When Florida was a Giant State (Theoretically)

At 65,757 square miles, Florida ranks 22nd in size among the 50 United States and second among states east of the Mississippi River (behind Michigan). However, Florida was two to three times larger than it is today at some point during the past million years. If there had been a United States back then, only Alaska, Texas, California, Montana and New Mexico would have been bigger than Florida. (This is only theoretical, of course, since there were no states a million years ago.)
The Florida History Internet Center (FHIC) tells how Florida once became so large: “During the Ice Age, one million years ago, the waters of the world filled into glaciers, thus lowering the level of the oceans.” FHIC reports that Florida grew to twice its present size as the waters receded. A University of Florida-Institute of Food and Agricultural Sciences (UF-IFAS) website says Florida grew even larger during the Ice Age – “as much as three times the current land area.”
As the Ice Age ended approximately 10,000-12,000 years ago, sea levels rose and Florida shrank. But the FHIC reports that “in recent geologic history, sandbars have extended (Florida’s) coastline.” The post-Ice Age combination of shrinking caused by melted water gobbling up coastal land and sandbars extending the coastline left Florida very near its current shape and size.
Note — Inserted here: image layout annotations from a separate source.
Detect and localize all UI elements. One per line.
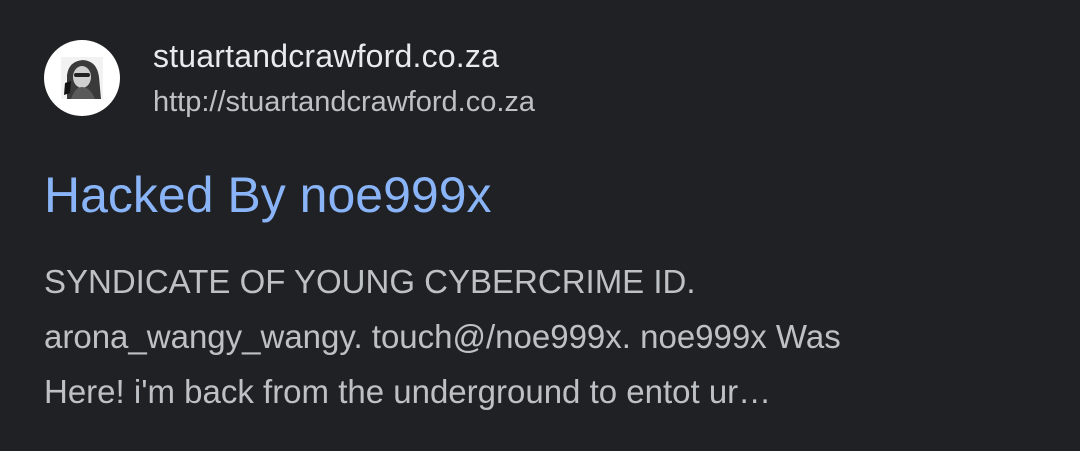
- avatar-photo-icon: [61, 57, 103, 99]
- site-meta: stuartandcrawford.co.za http://stuartand…: [153, 36, 535, 120]
- snippet-line: arona_wangy_wangy. touch@/noe999x. noe99…: [44, 318, 841, 355]
- site-url[interactable]: http://stuartandcrawford.co.za: [153, 84, 535, 120]
- snippet-line: SYNDICATE OF YOUNG CYBERCRIME ID.: [44, 263, 696, 300]
- snippet-line: Here! i'm back from the underground to e…: [44, 373, 772, 410]
- site-favicon: [44, 40, 120, 116]
- search-result: stuartandcrawford.co.za http://stuartand…: [0, 0, 1080, 451]
- site-header[interactable]: stuartandcrawford.co.za http://stuartand…: [44, 36, 535, 120]
- result-title-link[interactable]: Hacked By noe999x: [44, 164, 492, 226]
- result-snippet: SYNDICATE OF YOUNG CYBERCRIME ID. arona_…: [44, 254, 1044, 419]
- site-name[interactable]: stuartandcrawford.co.za: [153, 36, 535, 76]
Although the once-gigantic Florida is now small compared to most western states, it maintains some geographic distinctions. One is reported by FHIC: “Florida’s coastline of 2,276 miles is greater than any other state in the Continental United States.”
Another “superlative” reported by FHIC is that Florida’s St. Johns River is “one of the world’s few northward flowing streams.” However, other websites report that more than 30 streams in the world flow north, including several in the United States. It can apparently be safely said, however, that the St. Johns is the only Florida river that flows north.